Reputation: 51
I have tried to apply #pragma omp simd
to the following code (loops) but it does not seem to work (no speed improvement). I also tried #pragma omp simd linear
but all my attempts resulted in a seg fault.
https://github.com/Rdatatable/data.table/blob/master/src/fsort.c#L209 https://github.com/Rdatatable/data.table/blob/master/src/fsort.c#L184
Is it even possible to increment a vector with simd
? Example:
#include <stdio.h>
#include <stdlib.h>
int main() {
int len = 1000;
int tmp[len];
for(int i=0; i<len; ++i) {
tmp[i]=rand()%100;
}
int *thisCounts = (int *) calloc(len, sizeof(int));
for (int j=0; j<len; ++j) {
thisCounts[tmp[j]]++;
}
for (int j=0; j<len; ++j) {
printf("%d, ",thisCounts[j]);
}
free(thisCounts);
return 0;
}
FYI, line 209 is the one that takes most time and I am trying to improve.
Thank you
Upvotes: 0
Views: 313
Reputation: 50816
It depends of the target hardware architecture. Many processor architectures does not have SIMD instruction performing such kind of indirect accesses. On mainstream x86-64 processors, there is a scatter/gather instruction to perform such a computation. However, they are not efficiently implemented and thus not significantly faster than using non-SIMD instructions. Moreover, using them is difficult here since there is possibly some increment conflicts (if tmp[j1] == tmp[j2] with j1 != j2
. The AVX-512 SIMD instruction set contains interesting instructions for that but it is only available on few recent processors. The same apply for ARM with SVE/SVE2 which is very new and not yet available on the vast majority of ARM processors.
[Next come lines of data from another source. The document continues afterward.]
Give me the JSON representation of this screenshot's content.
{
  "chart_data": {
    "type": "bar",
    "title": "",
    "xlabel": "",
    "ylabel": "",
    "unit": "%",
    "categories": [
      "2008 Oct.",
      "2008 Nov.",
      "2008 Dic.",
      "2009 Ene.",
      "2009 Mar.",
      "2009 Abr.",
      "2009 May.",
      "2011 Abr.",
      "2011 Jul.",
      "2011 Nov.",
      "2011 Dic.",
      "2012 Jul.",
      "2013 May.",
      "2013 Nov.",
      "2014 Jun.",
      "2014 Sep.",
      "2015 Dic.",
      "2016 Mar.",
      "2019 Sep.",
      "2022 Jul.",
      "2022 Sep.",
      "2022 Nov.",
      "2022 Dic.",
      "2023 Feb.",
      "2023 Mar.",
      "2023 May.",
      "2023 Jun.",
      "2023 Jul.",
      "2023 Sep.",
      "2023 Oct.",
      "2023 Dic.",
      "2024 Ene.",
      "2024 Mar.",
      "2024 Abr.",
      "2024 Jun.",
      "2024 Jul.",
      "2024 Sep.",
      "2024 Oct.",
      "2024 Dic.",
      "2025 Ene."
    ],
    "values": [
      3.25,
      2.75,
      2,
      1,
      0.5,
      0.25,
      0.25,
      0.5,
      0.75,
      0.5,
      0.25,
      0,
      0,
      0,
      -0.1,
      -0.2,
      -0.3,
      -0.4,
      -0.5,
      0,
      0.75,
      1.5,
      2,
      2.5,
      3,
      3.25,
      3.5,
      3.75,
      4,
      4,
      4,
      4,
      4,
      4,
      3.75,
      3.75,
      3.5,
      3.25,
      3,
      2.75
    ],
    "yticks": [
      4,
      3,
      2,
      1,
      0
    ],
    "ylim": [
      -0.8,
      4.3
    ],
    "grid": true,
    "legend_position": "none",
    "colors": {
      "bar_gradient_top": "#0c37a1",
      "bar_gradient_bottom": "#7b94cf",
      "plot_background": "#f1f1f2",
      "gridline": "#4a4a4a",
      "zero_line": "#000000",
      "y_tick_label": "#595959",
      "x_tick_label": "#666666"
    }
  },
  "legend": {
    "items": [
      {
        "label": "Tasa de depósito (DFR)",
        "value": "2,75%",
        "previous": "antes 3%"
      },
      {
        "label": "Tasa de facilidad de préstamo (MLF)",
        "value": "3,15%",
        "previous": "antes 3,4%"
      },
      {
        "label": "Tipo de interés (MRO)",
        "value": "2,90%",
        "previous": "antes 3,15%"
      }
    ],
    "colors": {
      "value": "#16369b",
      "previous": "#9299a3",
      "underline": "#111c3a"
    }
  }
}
Thus, put it shortly, there is very slight chance your processor can possibly do that using SIMD instructions, but it does not means it is not possible on all architecture. Note also that using #pragma omp simd
is likely not correct here because of possible conflicts. Note also that the speed of this operation is likely dependent of the input data on a lot of modern processors (random data do not behave like most real-world possible inputs).
Upvotes: 2